When an appraiser or real estate agent does a market analysis of a property, it's a mixture of art and science. Frequently, the price is based on data from the recent sales of comparable properties. However, it's rare to find two pieces of real estate that are exactly alike. As such, the person doing the analysis also adjusts the market data to more accurately reflect the specifics of the property. Understanding what he looks for can help you prepare for the sale of your home and predict what might come up.
Principles of Value
Market analyses are based on certain principles of valuation. The first is the principle of substitution, which states that properties are typically worth what an equivalent substitute property would be. If every house in the area is roughly similar and sells in a band from $500,000 to $600,000, another roughly similar home probably wouldn't be worth $700,000. This can also apply to additional features at a property. The principles of progression and regression keep prices in a band. The principle of progression says that more expensive properties raise the value of less expensive properties, while the opposite principle is at play in regression.
Adjusting for Size
One of the basic ways to adjust market valuation is to look at a property's size on a per square foot basis. For instance, if a 3,500-square-foot house in a neighborhood sells for $500,000 while a similar but larger 3,700-square-foot house sells for $525,000, the appraiser can calculate a price per square foot for the market by dividing the two prices by the sizes of the two homes. The first house sold for $142.86 per square foot, while the second sold for $141.89 per square foot.
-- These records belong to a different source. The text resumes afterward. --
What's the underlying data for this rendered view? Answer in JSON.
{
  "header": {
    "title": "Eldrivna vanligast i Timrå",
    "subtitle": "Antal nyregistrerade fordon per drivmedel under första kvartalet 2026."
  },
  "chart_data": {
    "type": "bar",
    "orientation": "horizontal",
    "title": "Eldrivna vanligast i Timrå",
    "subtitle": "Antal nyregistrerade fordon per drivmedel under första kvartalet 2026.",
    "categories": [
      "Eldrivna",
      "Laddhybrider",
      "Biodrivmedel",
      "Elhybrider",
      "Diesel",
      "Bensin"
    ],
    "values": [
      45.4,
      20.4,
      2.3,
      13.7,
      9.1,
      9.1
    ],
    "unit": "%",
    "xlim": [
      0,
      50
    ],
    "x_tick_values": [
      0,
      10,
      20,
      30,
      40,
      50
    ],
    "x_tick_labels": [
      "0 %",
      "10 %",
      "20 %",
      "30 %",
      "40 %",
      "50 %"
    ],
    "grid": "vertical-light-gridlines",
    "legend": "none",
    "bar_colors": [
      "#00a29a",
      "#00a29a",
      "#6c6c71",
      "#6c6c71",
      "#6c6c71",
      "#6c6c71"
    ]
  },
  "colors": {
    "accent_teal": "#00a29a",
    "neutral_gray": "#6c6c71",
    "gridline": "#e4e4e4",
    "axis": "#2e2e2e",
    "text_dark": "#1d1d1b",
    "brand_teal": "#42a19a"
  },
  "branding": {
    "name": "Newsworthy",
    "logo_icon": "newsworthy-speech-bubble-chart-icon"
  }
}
An appraiser could use these numbers to calculate an estimated value of $142.50 per square foot and apply it to find a value of $541,500 for a 3,800-square-foot house.
A market valuation can also be adjusted for a home's features. For instance, if two homes are roughly similar but one has a pergola in the backyard and the other doesn't, the appraiser would probably add value for the pergola. He could calculate the value by looking at other sales of homes that have or don't have the feature to estimate what value it adds. For instance, if you have a 3,000-square-foot house with a pergola and he can't find any other comparable properties, he could look at the difference in selling price between two 2,000-square-foot houses that aren't comparable to yours but are to each other -- except that one has a pergola and one doesn't.
Looking at comparable sales to determine market value has a fundamental problem: It calculates a value today for what a property will sell for tomorrow based on the prices at which other properties sold yesterday. With this in mind, the direction of a market is also frequently a part of a market value analysis. For instance, if prices in your neighborhood have steadily climbed from an average of $140 per square foot to $150 per square foot over the past year, coming up with an average of $145 per square foot might undervalue the house. The same rule applies when values are dropping.